Daniels came off the bench in the second half, but was quickly pulled after appearing frustrated on the court. Daniels, clearly upset, smacked his chair before taking a seat after being taken out. The senior played just 13 minutes.
“It just wasn’t his night,” Dunleavy said of Daniels’ short stint on the court. “Mentally, physically, whatever it was, he just wasn’t there. But he’s one of our most important guys, so we’re going to stick with him.”
With Daniels out, Washington and Young continued to pace the Bobcats in the second half, when a Young three and Washington elbow jumper gave the Bobcats an eight-point lead, their largest of the game.

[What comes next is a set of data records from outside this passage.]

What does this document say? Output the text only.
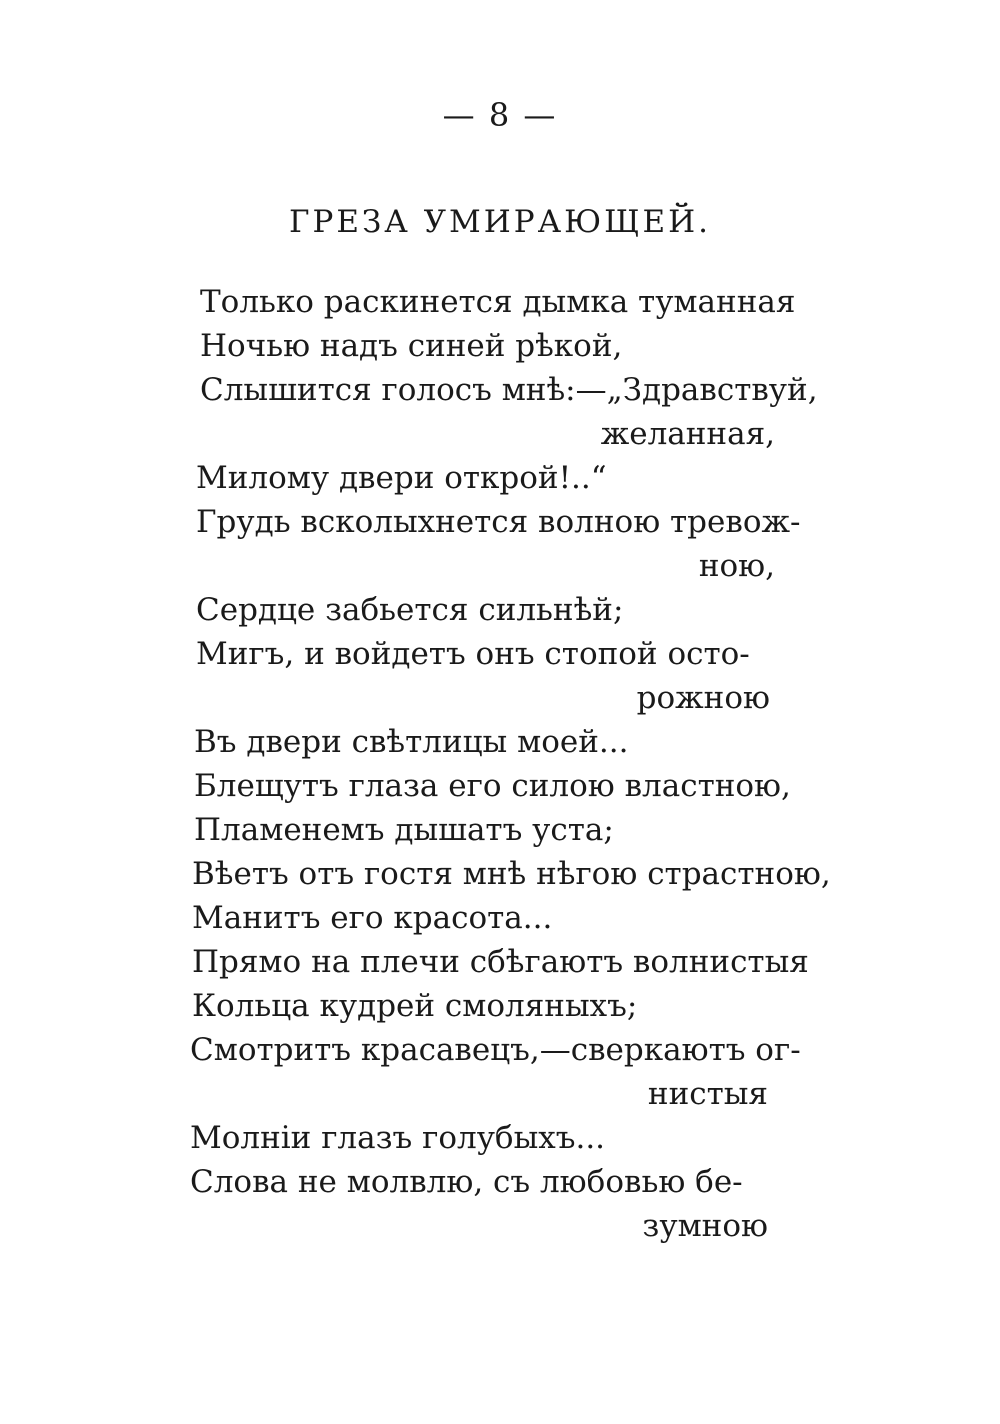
— 8 —
ГРЕЗА УМИРАЮЩЕЙ.
Только раскинется дымка туманная
Ночью надъ синей рѣкой,
Слышится голосъ мнѣ:—„Здравствуй,
желанная,
Милому двери открой!..“
Грудь всколыхнется волною тревож-
ною,
Сердце забьется сильнѣй;
Мигъ, и войдетъ онъ стопой осто-
рожною
Въ двери свѣтлицы моей...
Блещутъ глаза его силою властною,
Пламенемъ дышатъ уста;
Вѣетъ отъ гостя мнѣ нѣгою страстною,
Манитъ его красота...
Прямо на плечи сбѣгаютъ волнистыя
Кольца кудрей смоляныхъ;
Смотритъ красавецъ,—сверкаютъ ог-
нистыя
Молніи глазъ голубыхъ...
Слова не молвлю, съ любовью бе-
зумною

Both teams struggled to maintain any offensive rhythm for most of the second half, but the Hawks were able to claw back and tie the game on a corner three by Dunne to ignite the crowd and prompt a timeout by Dunleavy with 10 minutes remaining. Weatherington hit another corner three for the Hawks out of the timeout to give Hartford the lead.
Young would give the Bobcats the lead back with a corner three, but Weatherington struck again with one of his own just seconds later. When the Bobcats tied it minutes later, Dunne provided the response with yet another corner three to put the Hawks back in front, as the back-and-forth affair continued.
Down by a pair with under three minutes remaining, Young misfired on a three-point attempt, but grabbed his own rebound and turned it into a three-point play when he was fouled on the layup, putting the Bobcats in a position to claim another thrilling road win.
The Bobcats forced a Carroll miss with 35 seconds left, but after another Young rebound, Alain Chigha was called for a moving screen, giving possession back to the Hawks with 31 seconds left, setting up Carroll’s heroics and a painful finish for the Bobcats, who are now 1-2 on their five-game road swing.